Se miró en aquel espejo que antaño reflejaba una mujer guapa de sonrisa fácil, y le angustió comprobar que la que ahora vivía detrás del cristal era una persona totalmente distinta, con la vejez y el peso de los años escritos en la mirada y en las cuantiosas arrugas que decoraban su rostro.
Recordó con nostalgia cuand oaún vivía allí, con sus padres, en su infancia y los primeros años de su tierna juventud. Recordó la tranquilidad de esa época. No tenía preocupaciones. Había sido una adolescente normal, no se consideraba excesivamente guapa, pero tampoco había sido fea. Hubiese podido conocer a bastantes chicos si hubiese querido, pero el destino tuvo a bien enamorarla hasta ciegamente muy pronto y sin vuelta atrás.
A los diecisiete años conoció al que más tarde habría de ser su marido. Habían tenido un noviazgo más bien feliz. Ella seguía siendo esa niña risueña con miles de ilusiones que ansiaba cumplir, pero poco a poco esa llama del amor que sentía por él hizo que se eclipsasen sus sueños.
No es que él le prohibiese explícitamente realizarlos, pero de forma indirecta dejaba caer comentarios negativos sobre las consecuencias que determinados pasos de los caminos que la llevarían a su éxito personal traerían para la relación. La acostumbró a verse todos los días, de manera que estudiar fuera no sería satisfactorio. Mostraba indiferencia ante los temas que a ella le apasionaban, por lo que se sentía reacia a compartir sus anhelos con él. Le daba tanto miedo aburrirle que prefería callar sus pensamientos.
Él siempre hizo lo que quiso. Sus ambiciones se materializaron, su estilo de vida era el que siempre deseó. Ella, sin comerlo ni beberlo, había pasado toda su juventud sonriéndole y poniéndole buena cara. Anteponiendo la felicidad de su hombre a la suya propia.
Atrás quedaban su ideales de mujer liberada y luchadora. Ahora sólo se sentía una vieja que se había resignado a dejar zarpar sus sueños por conservar a su lado al que había creído el amor de su vida.

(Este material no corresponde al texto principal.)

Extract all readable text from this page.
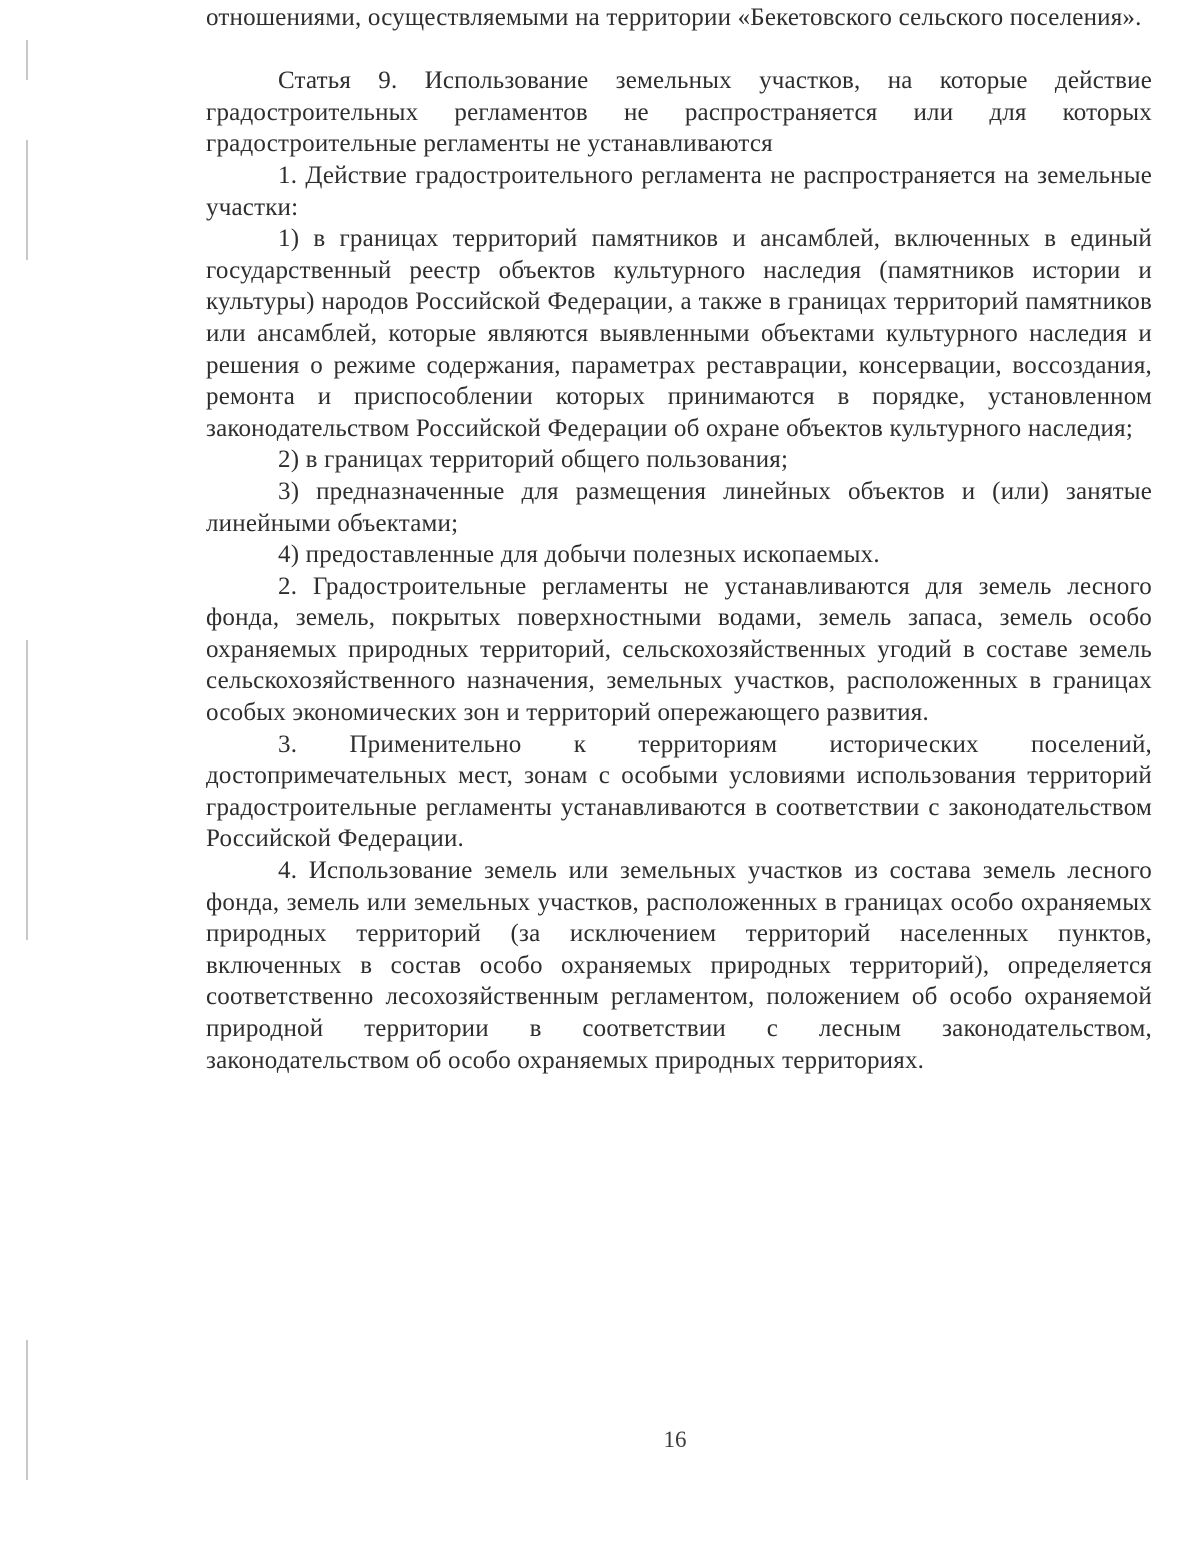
отношениями, осуществляемыми на территории «Бекетовского сельского поселения».

Статья 9. Использование земельных участков, на которые действие градостроительных регламентов не распространяется или для которых градостроительные регламенты не устанавливаются

1. Действие градостроительного регламента не распространяется на земельные участки:

1) в границах территорий памятников и ансамблей, включенных в единый государственный реестр объектов культурного наследия (памятников истории и культуры) народов Российской Федерации, а также в границах территорий памятников или ансамблей, которые являются выявленными объектами культурного наследия и решения о режиме содержания, параметрах реставрации, консервации, воссоздания, ремонта и приспособлении которых принимаются в порядке, установленном законодательством Российской Федерации об охране объектов культурного наследия;

2) в границах территорий общего пользования;

3) предназначенные для размещения линейных объектов и (или) занятые линейными объектами;

4) предоставленные для добычи полезных ископаемых.

2. Градостроительные регламенты не устанавливаются для земель лесного фонда, земель, покрытых поверхностными водами, земель запаса, земель особо охраняемых природных территорий, сельскохозяйственных угодий в составе земель сельскохозяйственного назначения, земельных участков, расположенных в границах особых экономических зон и территорий опережающего развития.

3. Применительно к территориям исторических поселений, достопримечательных мест, зонам с особыми условиями использования территорий градостроительные регламенты устанавливаются в соответствии с законодательством Российской Федерации.

4. Использование земель или земельных участков из состава земель лесного фонда, земель или земельных участков, расположенных в границах особо охраняемых природных территорий (за исключением территорий населенных пунктов, включенных в состав особо охраняемых природных территорий), определяется соответственно лесохозяйственным регламентом, положением об особо охраняемой природной территории в соответствии с лесным законодательством, законодательством об особо охраняемых природных территориях.

16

Y aquella tarde, en el recibidor de la casa de sus padres, ante el espejo que la había visto crecer, con los ojos fuertemente cerrados y después de tantos años sin haber pisado aquella estancia, tomó una drástica decisión: pediría el divorcio. Echaría de su lado a aquel tipo que, pese a saber que ella renunciaba a todo cuanto deseaba por él, le permitió, o mejor dicho, propició, que lo hiciese y echase su felicidad a perder. Dejaría de piedra a esos dos hijos que prácticamente había educado ella sola, sí, pero al fin y al cabo ambos residían lejos y tenían sus propias vidas.
Sí, comenzaría una existencia nueva, sin ataduras, sin nadie que le indicase qué camino debía seguir. Sería libre.
Abrió otra vez los ojos y volvió a mirar su reflejo. Las mismas caderas ensanchadas, el mismo voluminoso vientre, el mismo pecho caído, las mismas anticuadas ropas, la misma cara arrugada y ese cardado pasado de moda. La imagen era la misma que hacía un minuto. O casi.
Porque en la mirada de la mujer estropeada del espejo volvía brillar la ilusión y la esperanza de aquella joven, casi niña, que un día salió de aquella casa siendo feliz.